MySQL UTF8 issue
I was asked to identify an issue between our PHP web form and MySQL DB. The web form is based in Japanese of UTF-8 encoding and we have all database character set and collation set to UTF8_Unicode_Ci. However, when we finish input the fields in Japanese, the data in MySQL is shown in junk character.
The weird thing is you can actually view the data in correct format if you read the data to the web page.
For example, this is what it looks like, some of them are in correct encoding but some don’t.
日本語テスト 北海é“ã¯å¯’ã„ã。 北海é“ã¯å¯’ã„ã。 ç€ä»˜ã‹ãªã„ 思い出す。 弱点 弱点 弱点 使いません。

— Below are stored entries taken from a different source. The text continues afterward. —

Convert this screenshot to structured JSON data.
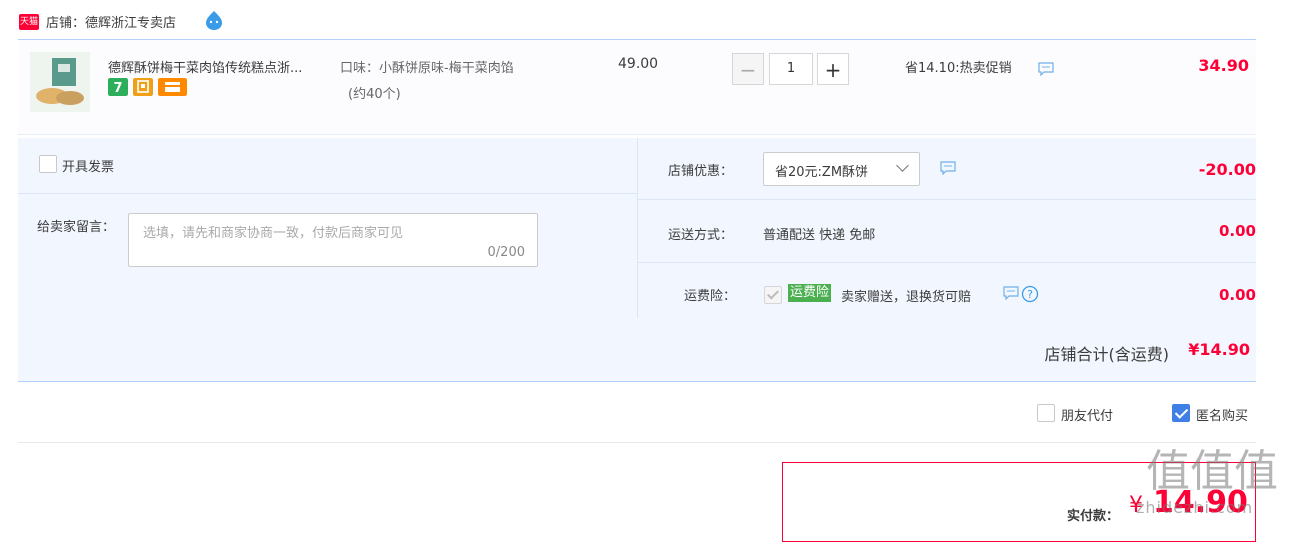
{
  "shop": {
    "badge_text": "天猫",
    "name_label": "店铺：德辉浙江专卖店"
  },
  "item": {
    "title": "德辉酥饼梅干菜肉馅传统糕点浙...",
    "sku_line1": "口味：小酥饼原味-梅干菜肉馅",
    "sku_line2": "(约40个)",
    "badge_icons": [
      "seven-day-return-icon",
      "shop-guarantee-icon",
      "credit-card-icon"
    ],
    "price": "49.00",
    "quantity": "1",
    "promo": "省14.10:热卖促销",
    "subtotal": "34.90"
  },
  "options": {
    "invoice_label": "开具发票",
    "memo_label": "给卖家留言：",
    "memo_placeholder": "选填，请先和商家协商一致，付款后商家可见",
    "memo_count": "0/200",
    "shop_discount_label": "店铺优惠：",
    "shop_discount_selected": "省20元:ZM酥饼",
    "shop_discount_amount": "-20.00",
    "shipping_label": "运送方式：",
    "shipping_value": "普通配送 快递 免邮",
    "shipping_amount": "0.00",
    "insurance_label": "运费险：",
    "insurance_tag": "运费险",
    "insurance_desc": "卖家赠送，退换货可赔",
    "insurance_amount": "0.00"
  },
  "summary": {
    "shop_total_label": "店铺合计(含运费)",
    "shop_total_value": "¥14.90",
    "friend_pay_label": "朋友代付",
    "anonymous_label": "匿名购买",
    "anonymous_checked": true,
    "friend_pay_checked": false,
    "pay_label": "实付款：",
    "pay_currency": "¥",
    "pay_value": "14.90"
  },
  "watermark": {
    "mark": "值值值",
    "url": "zhidezhi.com"
  },
  "colors": {
    "accent_red": "#ff0036",
    "border_blue": "#b2d1ff",
    "panel_blue": "#f2f7ff",
    "check_blue": "#3f7fe6",
    "insurance_green": "#4caf50"
  }
}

After checking the encoding of database and web page and even ran this script “show variables “char%”;”, everything seems to be ok. However, the solution to this is to simply insert the following PHP code right after selecting the DB. If your PHP is 5.2 and above, the below line works for you otherwise you will have to use the alternatives.
PHP 5.2 and above:
mysql_set_charset('utf8');
Older PHP:
mysql_query("SET NAMES 'utf8'");
That’s it. But one thing that I noticed was the CSV export would still result in junk characters. I think CSV doesn’t support unicode anyway so I told my colleagues to export as XLS or XML instead.